Hypothesis Testing 2: Correlation

CIS 241, Dr. Ladd

spacebar to go to the next slide, esc/menu to navigate

Our first form of bivariate analysis.

Correlation always involves two or more variables (columns).

Pearson’s correlation, r, is the default in Pandas.

# Load cars sample dataset
cars = data.cars()

# Calculate correlations between all columns in a dataframe 
cars.corr(numeric_only=True)

# Calculate correlation between just two variables
cars.Miles_per_Gallon.corr(cars.Displacement)

Visualizing Correlation

Scatterplots show potential correlation between two variables

The y-axis shows the dependent variable, while the x-axis shows the independent variable.

Make a scatterplot with Altair

alt.Chart(cars, title="Fuel Efficiency and Engine Displacement").mark_point().encode(
    x=alt.X("Displacement:Q", title="Engine Displacement (liters)"),
    y=alt.Y("Miles_per_Gallon:Q", title="Fuel Efficiency (mpg)")
).interactive()

Make a scatterplot with Altair

Add a line of best fit to make a regression plot

scatter = alt.Chart(cars, title="Fuel Efficiency and Engine Displacement").mark_point().encode(
    x=alt.X("Displacement:Q", title="Engine Displacement (liters)"),
    y=alt.Y("Miles_per_Gallon:Q", title="Fuel Efficiency (mpg)")
).interactive()

scatter + scatter.transform_regression('Displacement','Miles_per_Gallon').mark_line()

Add a line of best fit to make a regression plot

Avoid overplotting with heatmaps or kernel density estimation.

# Heatmap example
alt.Chart(cars, title="Fuel Efficiency and Engine Displacement").mark_rect().encode(
    x=alt.X("Displacement:Q", title="Engine Displacement (liters)").bin(),
    y=alt.Y("Miles_per_Gallon:Q", title="Fuel Efficiency (mpg)").bin(),
    color=alt.Color("count():Q")
)

Avoid overplotting with heatmaps or kernel density estimation.

Correlation matrix shows all possible correlations.

# Re-arrange correlation matrix data
cars_corr = (cars.corr(numeric_only=True)
             .stack()
             .reset_index()
             .rename(columns={0:'corr','level_0':'var1','level_1':'var2'})
            )
# Create correlation heatmap
base = alt.Chart(cars_corr, title="Cars Correlation Matrix").mark_rect().encode(
    x=alt.X("var1:N",title=None),
    y=alt.Y("var2:N",title=None),
    color=alt.Color("corr",title="Correlation coefficient").scale(scheme='blueorange')
).properties(width=300,height=300)
# Add text labels for coefficients
text = base.mark_text(baseline='middle').encode(
    alt.Text('corr:Q', format=".2f"),
    color=alt.condition(
        (alt.datum.corr < -0.5) | (alt.datum.corr > 0.5),
        alt.value('white'),
        alt.value('black')
    )
)
base+text # Display visualization

Correlation matrix shows all possible correlations.

Hypothesis Tests for Correlation

How do we know if a correlation coefficient is statistically significant?

There are standard parametric approaches to this, but we can use permutation!

We need a new simulation function for correlation.

def simulate_correlation(df,var1,var2):
    shuffled = df[var1].sample(frac=1).reset_index(drop=True)
    corr = shuffled.corr(df[var2])
    return corr

Let’s Try It!

Using the function from the previous slide, run 5000 permutations of the correlation between engine displacement and miles per gallon.

Graph the results as a histogram and calculate a p-value.

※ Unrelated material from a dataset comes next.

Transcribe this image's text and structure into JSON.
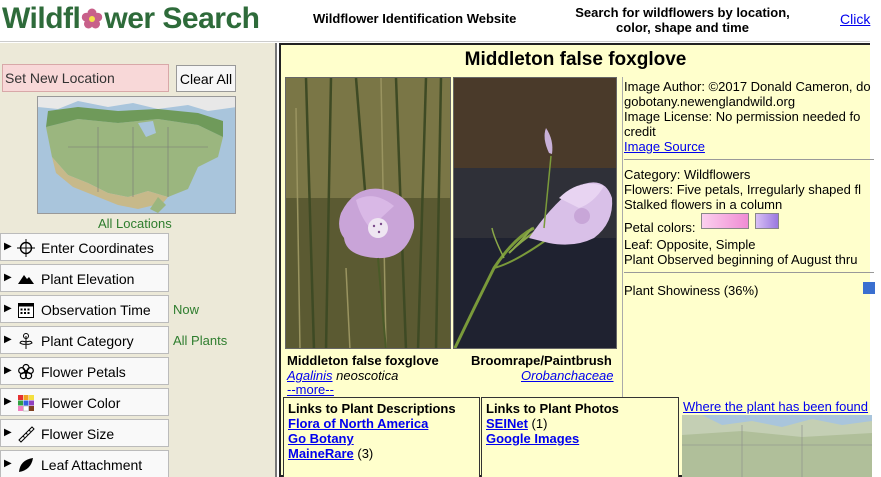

Is this a statistically significant correlation?

Don’t be fooled!

Always use summary statistics and visualization together.

If we have the same mean, standard deviation, and correlation we might expect the data sets to be similar…

But they could be very clearly and visually distinct!

Data Challenge

Use pandas to find the summary statistics for each dataset in the datasaurus_dozen.

  • Find mean, standard deviation, and correlation for both x and y of each dataset. (You may need to group things by the “dataset” column.)
  • When you’re done, try making scatter plots! (You may need to use the column encoding.)